Carl Kellner und Theodor Reuss: Von den Geheimnissen der okkulten
Hochgrade unseres Ordens.Historische Ausgabe der Oriflamme 1904 Berlin Ein Manifesto des
Gross-Orientes. Berlin, A.D. 1904
Eines der Geheimnisse, die unser Orden in seinem höchsten Grade
besitzt, besteht darin, dass er dem gehörig vorbereiteten Br. die
praktischen Mittel liefert, den wahren Tempel Salomos im Menschen
aufzurichten, das "verlorene Wort" wiederzufinden, das heisst, dass
unser Orden dem Eingeweihten und auserwählten Br. die praktischen
Mittel liefert, die ihn in den Stand setzen, sich schon in diesem
irdischen Leben Beweise seiner Unsterblichkeit zu verschaffen.
Diese praktischen Mittel sind aber keine "Geisterbeschwörungen" oder
andere "spiritistische Praktiken", sondern es sind Mittel, die sich nur
mit den inneren Stimme und mit den inneren Sinnen des Kandidaten selbst
beschäftigen und die alle spiritistischen Praktuken direkt und
strengstens ausschliessen und verdammen.
Dieses Geheimnis ist eines der wahren maur.·. Geheimnisse und eben
ausschliesslich das Geheimnis der okkulten Hochgrade unseres Ordens.
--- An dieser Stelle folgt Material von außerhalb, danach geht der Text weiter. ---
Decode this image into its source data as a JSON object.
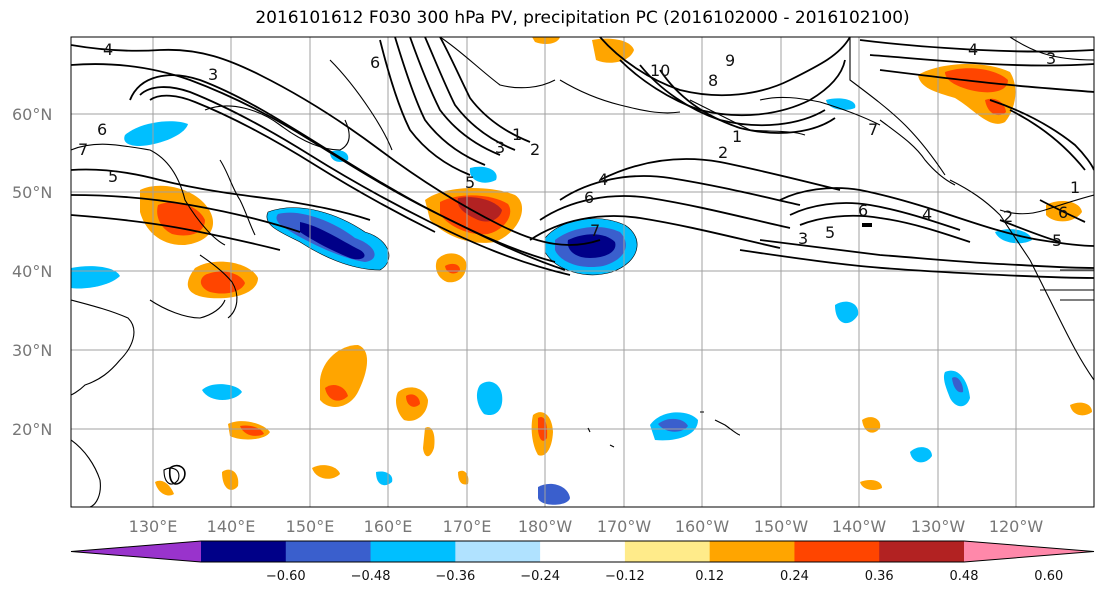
{
  "title": "2016101612 F030 300 hPa PV, precipitation PC (2016102000 - 2016102100)",
  "lat_labels": [
    "60°N",
    "50°N",
    "40°N",
    "30°N",
    "20°N"
  ],
  "lon_labels": [
    "130°E",
    "140°E",
    "150°E",
    "160°E",
    "170°E",
    "180°W",
    "170°W",
    "160°W",
    "150°W",
    "140°W",
    "130°W",
    "120°W"
  ],
  "contour_labels": [
    "4",
    "3",
    "6",
    "7",
    "5",
    "6",
    "1",
    "2",
    "3",
    "4",
    "5",
    "6",
    "7",
    "8",
    "9",
    "10",
    "1",
    "2",
    "3",
    "4",
    "5",
    "6",
    "7",
    "1",
    "2",
    "3",
    "4",
    "5",
    "6"
  ],
  "colorbar": {
    "ticks": [
      "−0.60",
      "−0.48",
      "−0.36",
      "−0.24",
      "−0.12",
      "0.12",
      "0.24",
      "0.36",
      "0.48",
      "0.60"
    ],
    "colors": [
      "#9933cc",
      "#000088",
      "#3a5fcd",
      "#00bfff",
      "#b0e2ff",
      "#ffffff",
      "#ffeb8a",
      "#ffa500",
      "#ff4500",
      "#b22222",
      "#ff88aa"
    ]
  }
}
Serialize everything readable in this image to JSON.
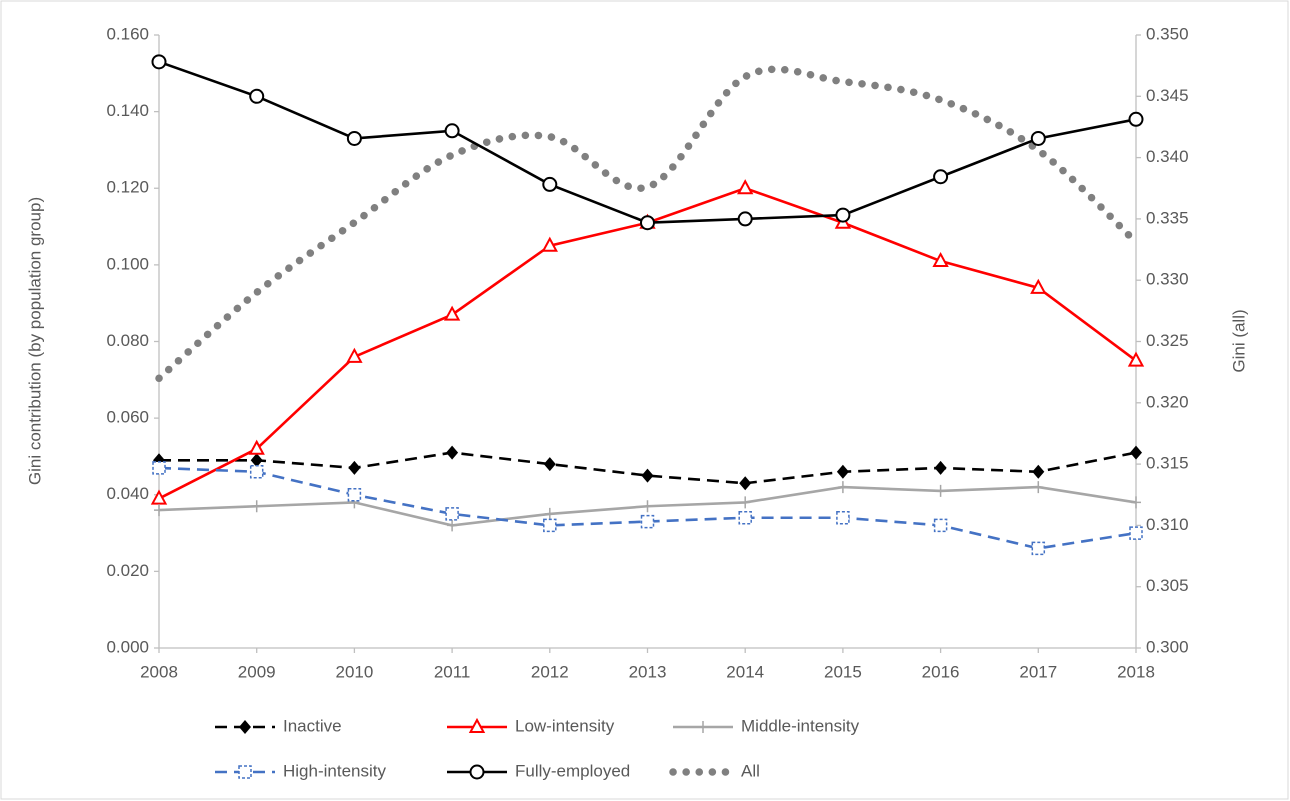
{
  "chart_data": {
    "type": "line",
    "y_label": "Gini contribution (by population group)",
    "y2_label": "Gini (all)",
    "x": [
      2008,
      2009,
      2010,
      2011,
      2012,
      2013,
      2014,
      2015,
      2016,
      2017,
      2018
    ],
    "xlim": [
      2008,
      2018
    ],
    "xticks": [
      2008,
      2009,
      2010,
      2011,
      2012,
      2013,
      2014,
      2015,
      2016,
      2017,
      2018
    ],
    "ylim": [
      0,
      0.16
    ],
    "yticks": [
      {
        "value": 0,
        "label": "0.000"
      },
      {
        "value": 0.02,
        "label": "0.020"
      },
      {
        "value": 0.04,
        "label": "0.040"
      },
      {
        "value": 0.06,
        "label": "0.060"
      },
      {
        "value": 0.08,
        "label": "0.080"
      },
      {
        "value": 0.1,
        "label": "0.100"
      },
      {
        "value": 0.12,
        "label": "0.120"
      },
      {
        "value": 0.14,
        "label": "0.140"
      },
      {
        "value": 0.16,
        "label": "0.160"
      }
    ],
    "y2lim": [
      0.3,
      0.35
    ],
    "y2ticks": [
      {
        "value": 0.3,
        "label": "0.300"
      },
      {
        "value": 0.305,
        "label": "0.305"
      },
      {
        "value": 0.31,
        "label": "0.310"
      },
      {
        "value": 0.315,
        "label": "0.315"
      },
      {
        "value": 0.32,
        "label": "0.320"
      },
      {
        "value": 0.325,
        "label": "0.325"
      },
      {
        "value": 0.33,
        "label": "0.330"
      },
      {
        "value": 0.335,
        "label": "0.335"
      },
      {
        "value": 0.34,
        "label": "0.340"
      },
      {
        "value": 0.345,
        "label": "0.345"
      },
      {
        "value": 0.35,
        "label": "0.350"
      }
    ],
    "grid": false,
    "legend": "bottom",
    "series": [
      {
        "name": "Inactive",
        "color": "#000000",
        "dash": "dashed",
        "marker": "diamond",
        "values": [
          0.049,
          0.049,
          0.047,
          0.051,
          0.048,
          0.045,
          0.043,
          0.046,
          0.047,
          0.046,
          0.051
        ]
      },
      {
        "name": "Low-intensity",
        "color": "#ff0000",
        "dash": "solid",
        "marker": "triangle",
        "values": [
          0.039,
          0.052,
          0.076,
          0.087,
          0.105,
          0.111,
          0.12,
          0.111,
          0.101,
          0.094,
          0.075
        ]
      },
      {
        "name": "Middle-intensity",
        "color": "#a6a6a6",
        "dash": "solid",
        "marker": "plus",
        "values": [
          0.036,
          0.037,
          0.038,
          0.032,
          0.035,
          0.037,
          0.038,
          0.042,
          0.041,
          0.042,
          0.038
        ]
      },
      {
        "name": "High-intensity",
        "color": "#4472c4",
        "dash": "dashed",
        "marker": "square",
        "values": [
          0.047,
          0.046,
          0.04,
          0.035,
          0.032,
          0.033,
          0.034,
          0.034,
          0.032,
          0.026,
          0.03
        ]
      },
      {
        "name": "Fully-employed",
        "color": "#000000",
        "dash": "solid",
        "marker": "circle",
        "values": [
          0.153,
          0.144,
          0.133,
          0.135,
          0.121,
          0.111,
          0.112,
          0.113,
          0.123,
          0.133,
          0.138
        ]
      },
      {
        "name": "All",
        "color": "#808080",
        "dash": "dotted",
        "marker": "none",
        "axis": "y2",
        "values": [
          0.322,
          0.329,
          0.3347,
          0.3402,
          0.3417,
          0.3376,
          0.3466,
          0.3462,
          0.3447,
          0.3406,
          0.3331
        ]
      }
    ]
  }
}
Es
ist auf unseren Orden durch mündliche Ueberlieferung von den Vätern
aller wahren Frmrei. den "weisen Männern des Ostens" überkommen und
wird auch von uns nur wieder mündlich weitergegeben. Selbstverständlich
hängt aber der Erfolg dieses praktischen Unterrichts zur Erlangung
dieses Geheimnisses wiederum ganz vom Kandidaten selbst ab.
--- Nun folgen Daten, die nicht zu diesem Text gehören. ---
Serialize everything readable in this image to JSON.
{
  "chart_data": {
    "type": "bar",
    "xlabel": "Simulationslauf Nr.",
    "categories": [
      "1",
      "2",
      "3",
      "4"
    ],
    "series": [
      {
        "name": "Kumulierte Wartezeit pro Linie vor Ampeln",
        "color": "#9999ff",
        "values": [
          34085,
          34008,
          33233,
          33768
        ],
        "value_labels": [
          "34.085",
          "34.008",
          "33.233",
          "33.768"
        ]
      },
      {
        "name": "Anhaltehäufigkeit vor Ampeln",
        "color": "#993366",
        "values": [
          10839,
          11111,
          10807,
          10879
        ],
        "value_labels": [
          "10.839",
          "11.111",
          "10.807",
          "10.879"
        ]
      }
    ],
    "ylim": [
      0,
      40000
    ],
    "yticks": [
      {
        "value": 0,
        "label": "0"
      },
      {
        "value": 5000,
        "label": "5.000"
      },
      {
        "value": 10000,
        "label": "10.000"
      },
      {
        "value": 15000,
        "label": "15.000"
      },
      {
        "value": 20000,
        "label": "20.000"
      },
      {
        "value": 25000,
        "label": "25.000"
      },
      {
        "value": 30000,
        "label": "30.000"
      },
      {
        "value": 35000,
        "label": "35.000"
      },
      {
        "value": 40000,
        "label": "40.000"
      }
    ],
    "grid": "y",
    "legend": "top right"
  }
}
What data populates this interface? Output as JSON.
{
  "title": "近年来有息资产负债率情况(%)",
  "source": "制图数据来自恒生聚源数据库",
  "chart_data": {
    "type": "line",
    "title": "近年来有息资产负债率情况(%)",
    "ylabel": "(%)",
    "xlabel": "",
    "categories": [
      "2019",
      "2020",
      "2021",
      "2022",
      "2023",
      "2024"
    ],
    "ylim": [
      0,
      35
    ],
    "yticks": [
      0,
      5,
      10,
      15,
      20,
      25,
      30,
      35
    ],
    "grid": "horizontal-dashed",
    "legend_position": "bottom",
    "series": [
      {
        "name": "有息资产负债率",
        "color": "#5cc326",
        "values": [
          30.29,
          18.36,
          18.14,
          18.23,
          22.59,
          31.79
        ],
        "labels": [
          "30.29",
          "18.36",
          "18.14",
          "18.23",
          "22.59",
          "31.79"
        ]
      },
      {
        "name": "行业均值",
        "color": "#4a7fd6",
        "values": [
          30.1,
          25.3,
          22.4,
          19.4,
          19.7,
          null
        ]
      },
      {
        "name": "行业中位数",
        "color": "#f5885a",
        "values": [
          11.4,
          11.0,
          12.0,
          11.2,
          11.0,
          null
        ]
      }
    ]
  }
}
Denn was nützt es, einem Schüler, der schwimmen lernen will, die
besten, erprobtesten und ausführlichsten Anleitungen zum Schwimmen zu
geben, wenn er, einmal ins Wasser gelegt, nicht selbst Hände und Füsse
bewegt. Oder was nützt es, einem Malschüler die umfangreichste
Anleitung zum Malen zu geben und ihm die feurigsten Farbentöne
vorzumalen; wenn er nicht selbst den Pinsel in die Hand nimmt und
selbst die Mischung der Farben zu erzielen sucht, wird er nie ein
Künstler werden.
Diejenigen Brr., welche nun dieses Geheimnis gefunden hatten, bewahrten
es als ein köstliches, selbsterrungenes Eigentum, und um von den
Alttagsmenschen nicht verkannt oder gar verspottet zu werden, verbargen
sie es unter Symbolen, so, wie wir das heute noch tun.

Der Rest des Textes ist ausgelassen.